Через минуту он уже сидел на толстой ветке дуба и утверждал, что оттуда, примерно с трехметровой высоты, был виден закат.
Хмель тянулся теплой рукой к сердцу и напряжение, прежде крепко утрамбованное в нем этими безумными днями, плавилось и помалу отпускало. Огонь, искры, дым и колючая трава плавали в блаженном мареве. А главное – сытость, блаженная сытость… Великое дело вкусная еда, мясо, что ни говорите.
– Никогда не понимал любителей поддавать втихомолку, – крикнул Лофтус из дубовой кроны. – Песни сегодня петь не время, это верно. Но речь сказать необходимо, так принято в приличном обществе. От сердца, для душевного подъема.
– Я не знаю речей, – отозвался Постников.
Лыцусь добавил, что и он тоже не умеет.
– Не тот достоин, кто много говорит – а тот, кто вовремя говорит. А еще говорят: кто расскажет историю, тот услышит две. Стало быть, мне и начинать.
Молодцевато соскочив с ветки, Лофтус уселся на взбитой перине из лапника и мха, почесал в макушке и не без важности заговорил, живописно освещаемый слабым пламенем:
– Ну конечно же – город Финистер Пойнт. Видывали что-то подобное? Даже не трудитесь отвечать – я говорю вам: не видели и не могли.
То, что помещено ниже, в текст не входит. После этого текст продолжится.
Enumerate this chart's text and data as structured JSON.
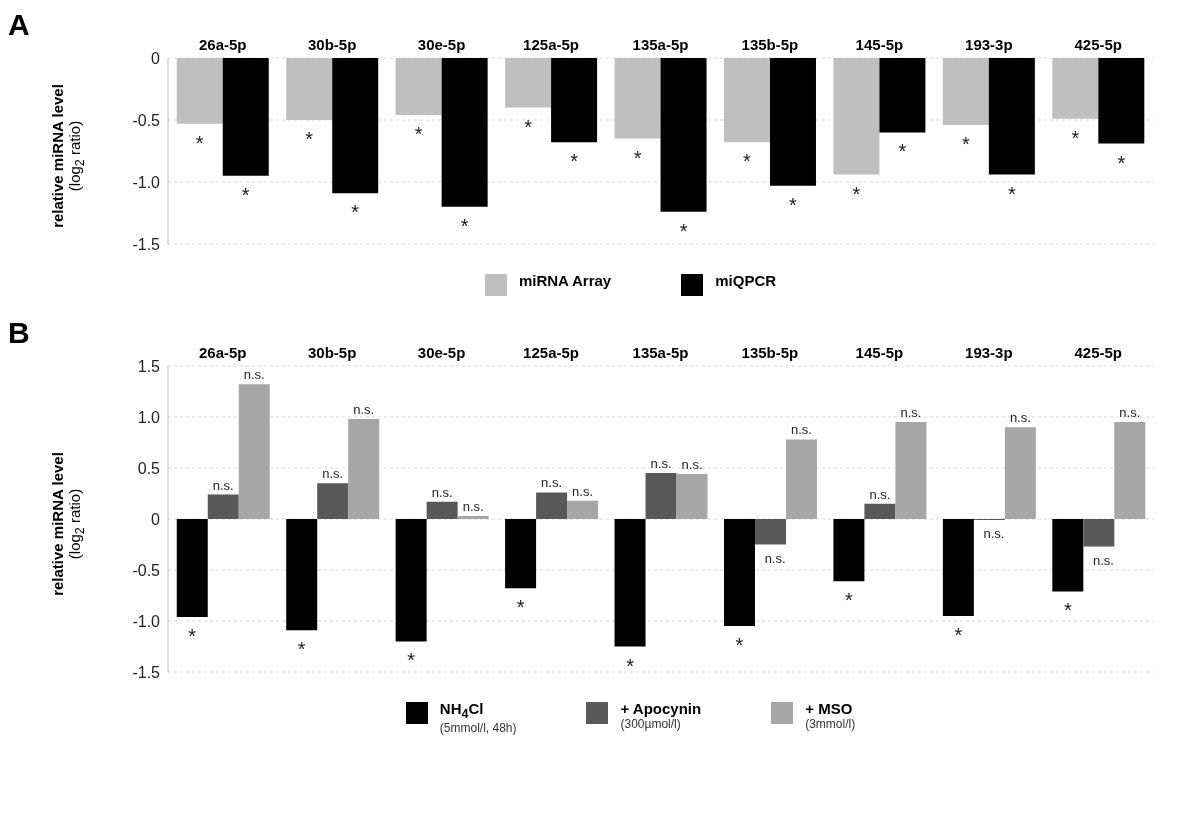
{
  "chart_data": [
    {
      "type": "bar",
      "title": "A",
      "ylabel": "relative miRNA level\n(log$_{2}$ ratio)",
      "categories": [
        "26a-5p",
        "30b-5p",
        "30e-5p",
        "125a-5p",
        "135a-5p",
        "135b-5p",
        "145-5p",
        "193-3p",
        "425-5p"
      ],
      "series": [
        {
          "name": "miRNA Array",
          "color": "#bfbfbf",
          "values": [
            -0.53,
            -0.5,
            -0.46,
            -0.4,
            -0.65,
            -0.68,
            -0.94,
            -0.54,
            -0.49
          ],
          "value_labels": [
            "*",
            "*",
            "*",
            "*",
            "*",
            "*",
            "*",
            "*",
            "*"
          ]
        },
        {
          "name": "miQPCR",
          "color": "#000000",
          "values": [
            -0.95,
            -1.09,
            -1.2,
            -0.68,
            -1.24,
            -1.03,
            -0.6,
            -0.94,
            -0.69
          ],
          "value_labels": [
            "*",
            "*",
            "*",
            "*",
            "*",
            "*",
            "*",
            "*",
            "*"
          ]
        }
      ],
      "ylim": [
        -1.5,
        0
      ],
      "yticks": [
        {
          "value": 0,
          "label": "0"
        },
        {
          "value": -0.5,
          "label": "-0.5"
        },
        {
          "value": -1,
          "label": "-1.0"
        },
        {
          "value": -1.5,
          "label": "-1.5"
        }
      ],
      "grid": "y",
      "legend": "bottom"
    },
    {
      "type": "bar",
      "title": "B",
      "ylabel": "relative miRNA level\n(log$_{2}$ ratio)",
      "categories": [
        "26a-5p",
        "30b-5p",
        "30e-5p",
        "125a-5p",
        "135a-5p",
        "135b-5p",
        "145-5p",
        "193-3p",
        "425-5p"
      ],
      "series": [
        {
          "name": "NH$_{4}$Cl\n(5mmol/l,  48h)",
          "color": "#000000",
          "values": [
            -0.96,
            -1.09,
            -1.2,
            -0.68,
            -1.25,
            -1.05,
            -0.61,
            -0.95,
            -0.71
          ],
          "value_labels": [
            "*",
            "*",
            "*",
            "*",
            "*",
            "*",
            "*",
            "*",
            "*"
          ]
        },
        {
          "name": "+ Apocynin\n(300µmol/l)",
          "color": "#595959",
          "values": [
            0.24,
            0.35,
            0.17,
            0.26,
            0.45,
            -0.25,
            0.15,
            -0.01,
            -0.27
          ],
          "value_labels": [
            "n.s.",
            "n.s.",
            "n.s.",
            "n.s.",
            "n.s.",
            "n.s.",
            "n.s.",
            "n.s.",
            "n.s."
          ]
        },
        {
          "name": "+ MSO\n(3mmol/l)",
          "color": "#a6a6a6",
          "values": [
            1.32,
            0.98,
            0.03,
            0.18,
            0.44,
            0.78,
            0.95,
            0.9,
            0.95
          ],
          "value_labels": [
            "n.s.",
            "n.s.",
            "n.s.",
            "n.s.",
            "n.s.",
            "n.s.",
            "n.s.",
            "n.s.",
            "n.s."
          ]
        }
      ],
      "ylim": [
        -1.5,
        1.5
      ],
      "yticks": [
        {
          "value": 1.5,
          "label": "1.5"
        },
        {
          "value": 1,
          "label": "1.0"
        },
        {
          "value": 0.5,
          "label": "0.5"
        },
        {
          "value": 0,
          "label": "0"
        },
        {
          "value": -0.5,
          "label": "-0.5"
        },
        {
          "value": -1,
          "label": "-1.0"
        },
        {
          "value": -1.5,
          "label": "-1.5"
        }
      ],
      "grid": "y",
      "legend": "bottom"
    }
  ]
}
Если вы хотите вдохнуть запах настоящего океана и ощутить, как его волны бьют в каменное сердце земли – поезжайте, говорю вам, в город Финистер Пойнт, что на самом краю географии. Но вы ничего не смыслите в жизни, если войдете в город Финистер Пойнт с материковой стороны. Убедительно прошу так ни в коем случае не делать. Ни под каким предлогом не следует ехать туда сушей. Вы помрете со скуки! Бурые холмистые равнины, поросшие вереском, пыреем и подорожником, усыпят кого угодно.
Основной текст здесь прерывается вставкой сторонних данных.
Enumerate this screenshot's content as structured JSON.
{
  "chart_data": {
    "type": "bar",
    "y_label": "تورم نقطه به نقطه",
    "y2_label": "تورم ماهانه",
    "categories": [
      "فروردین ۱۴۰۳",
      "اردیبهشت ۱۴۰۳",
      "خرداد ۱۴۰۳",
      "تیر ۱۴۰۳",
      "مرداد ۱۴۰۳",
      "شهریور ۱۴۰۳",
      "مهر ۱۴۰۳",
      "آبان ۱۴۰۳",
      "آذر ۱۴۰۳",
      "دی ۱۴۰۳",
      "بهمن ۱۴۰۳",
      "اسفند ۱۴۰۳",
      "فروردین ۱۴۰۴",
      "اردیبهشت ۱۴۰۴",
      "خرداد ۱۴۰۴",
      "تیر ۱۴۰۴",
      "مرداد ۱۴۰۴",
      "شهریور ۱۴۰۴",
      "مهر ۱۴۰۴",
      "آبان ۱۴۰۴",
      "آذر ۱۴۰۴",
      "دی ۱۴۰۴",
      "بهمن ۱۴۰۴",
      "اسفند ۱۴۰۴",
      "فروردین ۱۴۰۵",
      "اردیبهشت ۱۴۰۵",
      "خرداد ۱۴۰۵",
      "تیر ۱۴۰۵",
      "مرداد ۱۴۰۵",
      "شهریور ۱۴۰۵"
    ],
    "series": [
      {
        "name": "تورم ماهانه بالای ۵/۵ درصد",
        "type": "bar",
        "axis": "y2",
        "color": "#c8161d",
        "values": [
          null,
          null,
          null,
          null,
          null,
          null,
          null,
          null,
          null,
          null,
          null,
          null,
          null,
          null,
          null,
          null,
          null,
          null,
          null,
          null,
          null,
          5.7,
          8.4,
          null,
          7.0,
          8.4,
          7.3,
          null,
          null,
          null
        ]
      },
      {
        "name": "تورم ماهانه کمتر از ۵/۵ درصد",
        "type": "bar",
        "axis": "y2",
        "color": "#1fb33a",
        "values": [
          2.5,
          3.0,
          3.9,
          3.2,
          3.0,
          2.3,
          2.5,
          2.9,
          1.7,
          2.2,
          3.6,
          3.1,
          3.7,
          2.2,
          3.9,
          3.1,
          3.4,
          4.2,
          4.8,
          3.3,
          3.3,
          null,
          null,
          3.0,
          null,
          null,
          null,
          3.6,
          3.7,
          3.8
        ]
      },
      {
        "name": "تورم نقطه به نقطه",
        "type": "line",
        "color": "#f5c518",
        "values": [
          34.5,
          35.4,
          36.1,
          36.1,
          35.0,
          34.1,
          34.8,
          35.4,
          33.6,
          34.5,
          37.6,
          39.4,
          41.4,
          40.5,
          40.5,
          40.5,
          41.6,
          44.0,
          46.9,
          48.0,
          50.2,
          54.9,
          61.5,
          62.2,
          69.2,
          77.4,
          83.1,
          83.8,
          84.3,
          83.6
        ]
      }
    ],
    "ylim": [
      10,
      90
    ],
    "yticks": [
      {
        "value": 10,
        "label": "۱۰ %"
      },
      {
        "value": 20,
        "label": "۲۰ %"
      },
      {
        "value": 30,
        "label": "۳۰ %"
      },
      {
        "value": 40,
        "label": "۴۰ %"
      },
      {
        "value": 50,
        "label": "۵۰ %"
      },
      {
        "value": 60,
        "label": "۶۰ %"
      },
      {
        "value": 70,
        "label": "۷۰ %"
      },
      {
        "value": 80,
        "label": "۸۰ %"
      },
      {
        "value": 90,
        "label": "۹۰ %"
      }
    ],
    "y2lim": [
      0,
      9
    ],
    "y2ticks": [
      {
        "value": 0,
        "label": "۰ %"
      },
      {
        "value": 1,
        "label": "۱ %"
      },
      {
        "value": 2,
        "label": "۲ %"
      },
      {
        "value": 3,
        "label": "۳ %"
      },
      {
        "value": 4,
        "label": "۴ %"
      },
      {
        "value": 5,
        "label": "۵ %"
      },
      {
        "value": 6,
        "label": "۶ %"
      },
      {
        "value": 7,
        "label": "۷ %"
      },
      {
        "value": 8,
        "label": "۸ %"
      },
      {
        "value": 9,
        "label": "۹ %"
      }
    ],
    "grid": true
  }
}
Вместо этого сделайте по-другому. Сядьте на морской паром в приморской деревне немного поодаль. И под крики ревнивых чаек, в запахе морской соли и в качке отправляйтесь от старой, обточенной волнами бетонной пристани. Не пожалейте трех часов вашей жизни, чтобы мимо скалистых берегов, обогнув каменистый мыс Чертова Башка, на закате подойти и впервые в жизни разглядеть прекрасный город со стороны океана. Чтобы из вечернего тумана первым делом проглянула слепящая глаза раскаленным золотом игла шпиля Святой Анны, а потом вы разглядите зеленые городские крыши и верхушки городского сада, мачты рыбацких суденышек и яхт в порту. Пахнет морем и домашним очагом. А дальше по берегу – убегающие к северо-западу те же бурые холмы до горизонта. Ей богу, это стоит увидеть. А лучше стоило жить.
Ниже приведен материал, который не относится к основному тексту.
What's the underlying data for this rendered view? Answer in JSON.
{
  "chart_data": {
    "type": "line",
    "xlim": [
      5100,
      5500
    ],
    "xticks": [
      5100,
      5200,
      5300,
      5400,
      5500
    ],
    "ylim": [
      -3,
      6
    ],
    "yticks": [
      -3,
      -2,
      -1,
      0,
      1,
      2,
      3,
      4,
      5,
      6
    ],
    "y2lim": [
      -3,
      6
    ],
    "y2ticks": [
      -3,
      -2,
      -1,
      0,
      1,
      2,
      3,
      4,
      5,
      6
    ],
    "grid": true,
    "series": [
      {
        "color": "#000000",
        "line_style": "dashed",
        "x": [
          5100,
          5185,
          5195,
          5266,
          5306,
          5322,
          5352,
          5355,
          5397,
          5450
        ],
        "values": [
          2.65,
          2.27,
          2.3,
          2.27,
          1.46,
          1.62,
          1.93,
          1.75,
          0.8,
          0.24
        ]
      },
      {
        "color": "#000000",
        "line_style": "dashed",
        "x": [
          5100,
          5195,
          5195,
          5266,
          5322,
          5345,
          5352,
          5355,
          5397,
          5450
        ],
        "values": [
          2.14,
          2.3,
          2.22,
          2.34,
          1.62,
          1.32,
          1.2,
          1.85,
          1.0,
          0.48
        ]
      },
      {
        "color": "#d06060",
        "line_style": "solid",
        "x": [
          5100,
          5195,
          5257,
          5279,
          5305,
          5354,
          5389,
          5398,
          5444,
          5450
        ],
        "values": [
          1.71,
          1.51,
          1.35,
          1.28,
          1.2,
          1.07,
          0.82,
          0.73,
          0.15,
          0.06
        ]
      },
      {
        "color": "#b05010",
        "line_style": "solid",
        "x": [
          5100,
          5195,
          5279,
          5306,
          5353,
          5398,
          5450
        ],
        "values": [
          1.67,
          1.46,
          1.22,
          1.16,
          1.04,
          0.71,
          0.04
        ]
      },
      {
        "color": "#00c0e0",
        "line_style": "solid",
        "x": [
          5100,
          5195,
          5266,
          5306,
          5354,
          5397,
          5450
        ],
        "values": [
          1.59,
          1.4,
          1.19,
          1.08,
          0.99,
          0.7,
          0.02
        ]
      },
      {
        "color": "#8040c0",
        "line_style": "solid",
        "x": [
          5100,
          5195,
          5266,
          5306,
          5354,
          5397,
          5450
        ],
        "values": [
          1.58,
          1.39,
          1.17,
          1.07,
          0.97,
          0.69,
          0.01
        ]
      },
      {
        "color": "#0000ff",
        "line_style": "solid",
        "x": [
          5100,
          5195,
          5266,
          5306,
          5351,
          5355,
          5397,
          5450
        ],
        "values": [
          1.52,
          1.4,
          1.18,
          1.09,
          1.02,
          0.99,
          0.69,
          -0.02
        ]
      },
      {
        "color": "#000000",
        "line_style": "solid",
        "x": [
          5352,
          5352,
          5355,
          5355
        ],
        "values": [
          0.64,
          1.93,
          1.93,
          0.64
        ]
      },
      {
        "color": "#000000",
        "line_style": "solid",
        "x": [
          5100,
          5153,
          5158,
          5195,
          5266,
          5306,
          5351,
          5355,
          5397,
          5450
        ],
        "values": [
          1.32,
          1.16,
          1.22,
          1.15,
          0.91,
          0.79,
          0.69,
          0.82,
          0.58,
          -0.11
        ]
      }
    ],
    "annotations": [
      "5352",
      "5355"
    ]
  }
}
– А вы непростой тип, Брендан,– весело сказал Постников. – И сказали очень хорошо.
– Но-но, не увиливайте, сэр, теперь ваша очередь!
– Сидим, как три тополя на Плющихе, – начал Постников. Лыцусь громко хохотнул, а Брендан спросил:
– Простите, как кто?
– Это из русского фольклора и к делу не относится, – пояснил Постников. – Итак, господа, моя лучшая подруга – блудница.
Но не в том приниженном, расхожем смысле, который искажает истинный смысл этого слова. Правда заключается в том, что и я сам, и очень многие люди – в точности такие же. Значение тут не в телесном или умственном разврате, а в том, что отыскать настоящее в жизни бывает непросто. Вот и мыкается человек, не находит себе места, мучается и других мучает. И как не натягивай улыбку до ушей, как ни уверяй каждого, что у тебя все прекрасно – остаемся теми же слепыми пешеходами, зачастую до самого конца своих дней.
Жизнь любой женщины вообще полна сложностей. Ей приходится куда труднее, чем мужчине. И конечно, необходимо признать: мужчины сплошь и рядом ведут себя отвратительно. Мы страшные хитрецы, такие хищники, когда гормон бьет в голову… Но не о том речь. Легкая жизнь, скажете вы? Выбрала где проще? Вот уж не знаю. Мы живем в век, когда мутировала сама идея семьи. Во что сейчас верить? И как, на что жить, когда работы нет? Как, на что помогать родным? Муж или жена мановением руки не сотворяются.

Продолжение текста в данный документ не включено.